Professor Huber introduces various notions of reconciliation and what can be realistically expected in the political realm. Forgiveness cannot be a precondition for reconciliation, regardless of how the notion is conceptualised within politics. Both concepts need to be distinguished clearly. Huber focuses on the ambivalent memory of events that took place on 9 November in Germany; 9 November 1989, a day remembered as the liberation from oppression in East Germany by the fall of the Berlin Wall and 9 November 1938, the night where synagogues burned across Germany under the Nazi regime.

Professor Steinbach focuses on the relationship between reconciliation and conflict resolution. He also addresses the question of the role of Europe concerning the education, history and practices of reconciliation as the conflict over Palestine/Israel remains arguably the most protracted, far-reaching, and destabilising one of our time. In his contribution, Udo Steinbach raises key questions, such as: How can reconciliation work out between people who have struggled over such a long period? How can reconciliation replace hatred and righteousness on both sides? What is Europe’s role in this? Steinbach believes that Europe’s attractiveness lies with its values – such as freedom of the people, their right to autonomy, the rule of law equally applied to every citizen, and the state taking care of those in need. Liberty, democracy, political stability, economic prosperity, and technological development are tremendous challenges for the future of the Middle East.
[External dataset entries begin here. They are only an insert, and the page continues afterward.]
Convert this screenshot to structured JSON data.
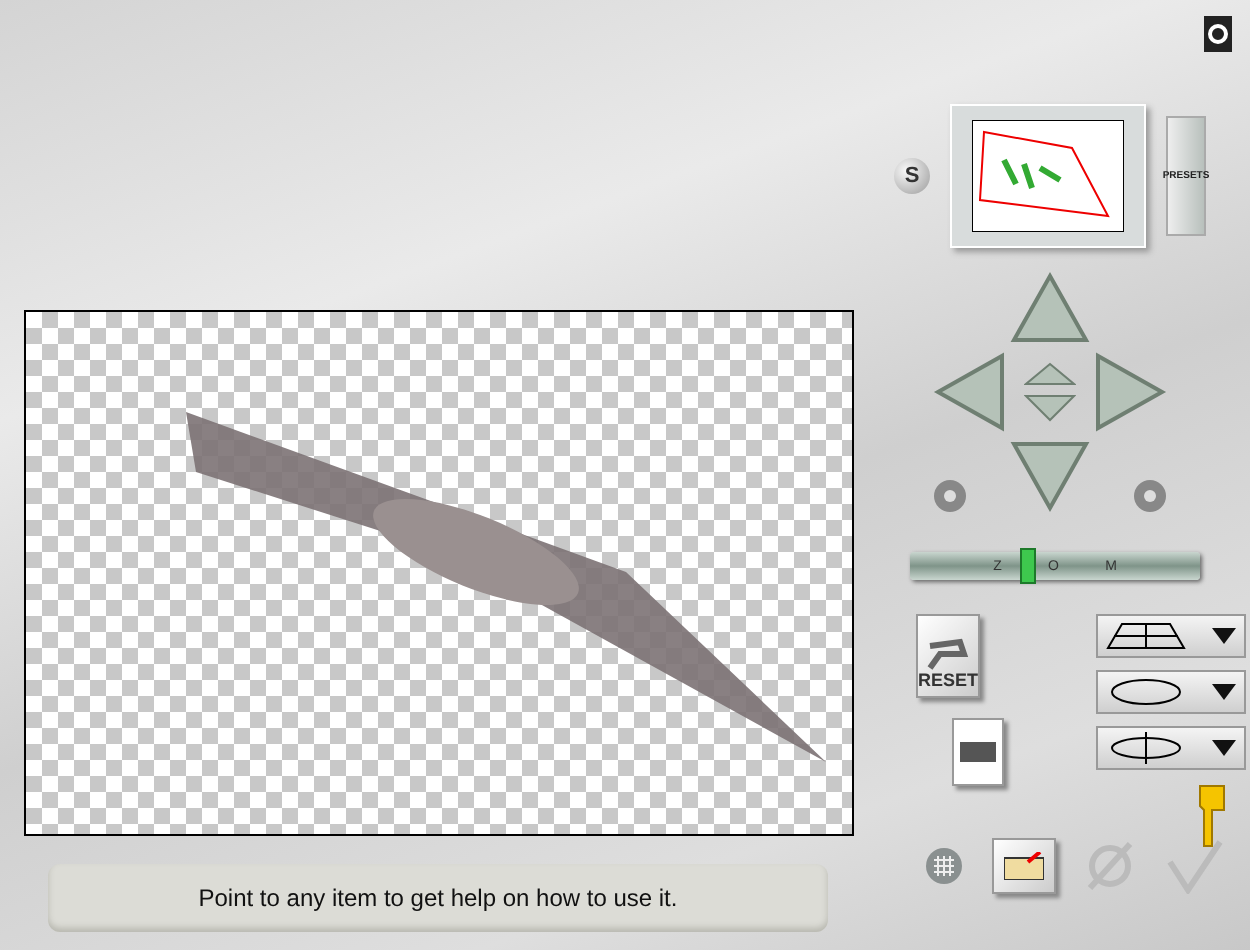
{
  "preview": {
    "style_button": "S",
    "presets_button": "PRESETS"
  },
  "zoom": {
    "labels": [
      "Z",
      "O",
      "M"
    ],
    "level": 0.4
  },
  "reset_button": "RESET",
  "status_bar": {
    "help": "Point to any item to get help on how to use it."
  }
}
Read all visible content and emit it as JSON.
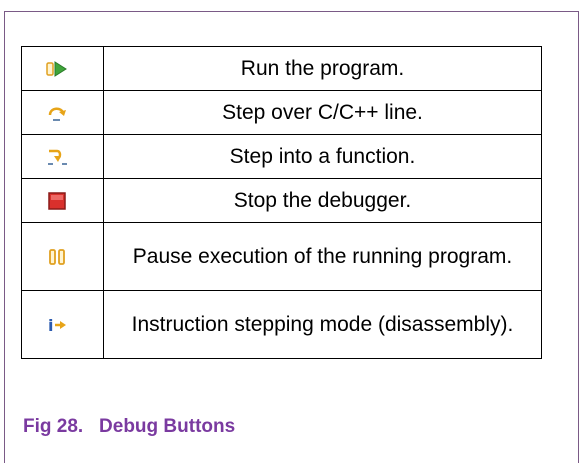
{
  "table": {
    "rows": [
      {
        "icon": "run-icon",
        "label": "Run the program."
      },
      {
        "icon": "step-over-icon",
        "label": "Step over C/C++ line."
      },
      {
        "icon": "step-into-icon",
        "label": "Step into a function."
      },
      {
        "icon": "stop-icon",
        "label": "Stop the debugger."
      },
      {
        "icon": "pause-icon",
        "label": "Pause execution of the running program."
      },
      {
        "icon": "instruction-step-icon",
        "label": "Instruction stepping mode (disassembly)."
      }
    ]
  },
  "caption": {
    "number": "Fig 28.",
    "title": "Debug Buttons"
  },
  "colors": {
    "caption": "#7a3aa0",
    "frame": "#7a5a86",
    "run_green": "#3fa53a",
    "stop_red": "#d9302c",
    "pause_yellow": "#e7a418",
    "step_orange": "#e7a418"
  }
}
The European Wasatia Graduate School for Peace and Conflict Resolution has a trilateral focus (Israel, Palestine, Germany), but the programme and its participants benefit from lessons learnt from conflicts in places such as Northern Ireland, Albania/Kosovo and different parts of Africa. These are the research areas of some of the programme’s 12 PhD students. Whereas Germany, South Africa and others have completed their democratic transitions, in many African countries as well as in Balkans and in Northern Ireland, such a transition may still be underway. These countries may have signed historic agreements, but remain in permanent danger of conflict due to the fragility of their democratic systems.
In the cases of Palestine and Israel, however, notions of transitional justice remain highly contested. There is evidence that “Reconciliation” is the prerequisite for a new stable order in the Middle East, Europe’s close neighbour. There, political, ethnic and religious conflicts of the last decades have shaken the political order and social structure in a way that makes reconciliation an essential part of returning to a prosperous political and human coexistence.
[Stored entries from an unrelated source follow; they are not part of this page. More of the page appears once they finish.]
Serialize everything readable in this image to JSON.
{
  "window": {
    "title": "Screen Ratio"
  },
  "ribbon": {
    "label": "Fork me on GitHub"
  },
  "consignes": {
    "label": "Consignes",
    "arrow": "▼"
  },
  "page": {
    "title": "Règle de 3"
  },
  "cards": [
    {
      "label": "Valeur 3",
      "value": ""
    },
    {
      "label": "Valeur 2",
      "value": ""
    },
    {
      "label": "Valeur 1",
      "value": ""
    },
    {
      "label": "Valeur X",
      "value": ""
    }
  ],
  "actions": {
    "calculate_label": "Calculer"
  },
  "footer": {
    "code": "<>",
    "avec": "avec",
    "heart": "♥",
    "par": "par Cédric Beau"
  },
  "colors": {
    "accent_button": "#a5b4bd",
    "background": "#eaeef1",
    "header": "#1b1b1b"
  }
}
The mission of the European Wasatia Graduate School for Peace and Conflict Resolution is to use academic research to complement peace processes, by means of research, education, and providing excursions and summer schools. The results of the research will be published in the Monograph Series „Reconciliation and Conflict Resolution“ (ReCo), Darmstadt: Wissenschaftliche Buchgesellschaft (wbg). The series also disseminates reconciliation-oriented research on other pressing conflict areas around the globe.

Die Autor*innen:

Dr. Zeina Barakat is a sociologist. She is a research associate at the trilateral European Wasatia Graduate school for Peace and Conflict Resolution of the Europa University Flensburg.
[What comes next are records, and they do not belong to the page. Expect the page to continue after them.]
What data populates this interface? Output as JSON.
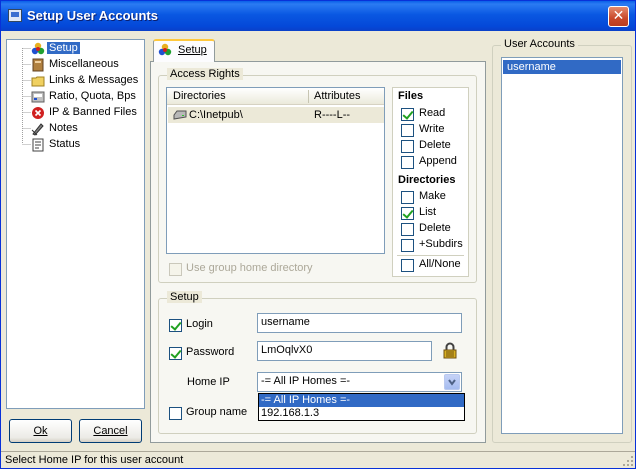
{
  "window": {
    "title": "Setup User Accounts",
    "close_glyph": "✕"
  },
  "tree": {
    "items": [
      {
        "label": "Setup",
        "icon": "setup-icon",
        "selected": true
      },
      {
        "label": "Miscellaneous",
        "icon": "misc-icon"
      },
      {
        "label": "Links & Messages",
        "icon": "folder-icon"
      },
      {
        "label": "Ratio, Quota, Bps",
        "icon": "ratio-icon"
      },
      {
        "label": "IP & Banned Files",
        "icon": "banned-icon"
      },
      {
        "label": "Notes",
        "icon": "notes-icon"
      },
      {
        "label": "Status",
        "icon": "status-icon"
      }
    ]
  },
  "tab": {
    "label": "Setup"
  },
  "access_rights": {
    "group_label": "Access Rights",
    "columns": [
      "Directories",
      "Attributes"
    ],
    "rows": [
      {
        "directory": "C:\\Inetpub\\",
        "attributes": "R----L--"
      }
    ],
    "use_group_home": "Use group home directory"
  },
  "files": {
    "heading": "Files",
    "read": "Read",
    "write": "Write",
    "delete": "Delete",
    "append": "Append"
  },
  "directories": {
    "heading": "Directories",
    "make": "Make",
    "list": "List",
    "delete": "Delete",
    "subdirs": "+Subdirs",
    "allnone": "All/None"
  },
  "setup_group": {
    "label": "Setup",
    "login_label": "Login",
    "login_value": "username",
    "password_label": "Password",
    "password_value": "LmOqlvX0",
    "home_ip_label": "Home IP",
    "home_ip_value": "-= All IP Homes =-",
    "home_ip_options": [
      "-= All IP Homes =-",
      "192.168.1.3"
    ],
    "group_name_label": "Group name"
  },
  "buttons": {
    "ok": "Ok",
    "cancel": "Cancel"
  },
  "user_accounts": {
    "label": "User Accounts",
    "items": [
      "username"
    ]
  },
  "status": {
    "text": "Select Home IP for this user account"
  },
  "colors": {
    "title_bar": "#0a58e2",
    "selection": "#316ac5",
    "tab_highlight": "#ffc83c"
  }
}
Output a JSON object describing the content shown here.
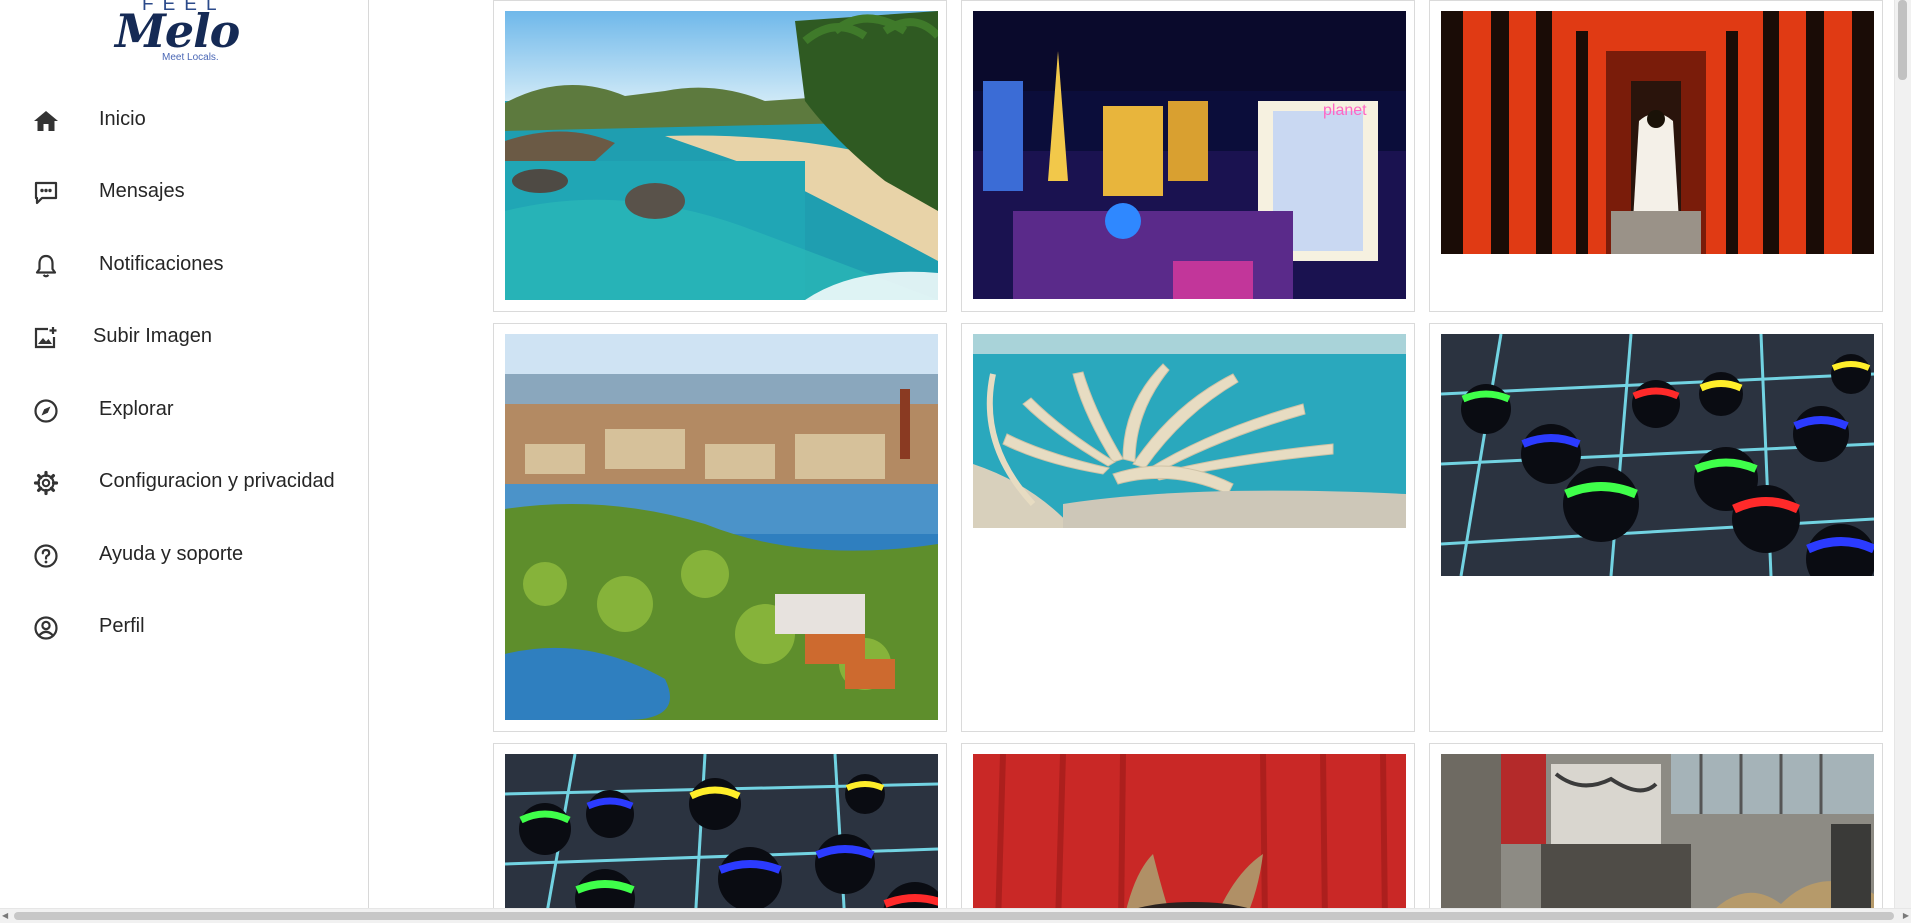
{
  "brand": {
    "top": "FEEL",
    "name": "Melo",
    "tagline": "Meet Locals."
  },
  "nav": [
    {
      "label": "Inicio",
      "icon": "home-icon"
    },
    {
      "label": "Mensajes",
      "icon": "message-icon"
    },
    {
      "label": "Notificaciones",
      "icon": "bell-icon"
    },
    {
      "label": "Subir Imagen",
      "icon": "add-image-icon"
    },
    {
      "label": "Explorar",
      "icon": "compass-icon"
    },
    {
      "label": "Configuracion y privacidad",
      "icon": "gear-icon"
    },
    {
      "label": "Ayuda y soporte",
      "icon": "help-icon"
    },
    {
      "label": "Perfil",
      "icon": "profile-icon"
    }
  ],
  "gallery": {
    "images": [
      {
        "subject": "tropical beach with palm trees"
      },
      {
        "subject": "las vegas strip at night",
        "sign": "planet"
      },
      {
        "subject": "red torii gate corridor"
      },
      {
        "subject": "stockholm city aerial view"
      },
      {
        "subject": "palm island aerial view"
      },
      {
        "subject": "neon glass spheres on grid"
      },
      {
        "subject": "neon glass spheres on grid"
      },
      {
        "subject": "red curtain with animal ears"
      },
      {
        "subject": "abandoned building with graffiti"
      }
    ]
  },
  "colors": {
    "icon": "#333333",
    "text": "#262626",
    "border": "#dadada",
    "brand": "#152a55"
  }
}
Prof. Dr. Dr. Wolfgang Huber is a lutheran theologian. He taught at several German universities and was Bishop of the Church of Berlin-Brandenburg and Chairman of the Council of Protestant Churches in Germany.

Prof. Dr. Udo Steinbach is an oriental scholar. He was the director of the German Orient Institute in Hamburg, and is now the director of the MENA Study Centre at the Maecenata Foundation.

Prof. Dr. Ralf Karolus Wuestenberg is a lutheran theologian and teaches at the Europa University in Flensburg, Germany. He is the director of the trilateral European Wasatia Graduate school for Peace and Conflict Resolution.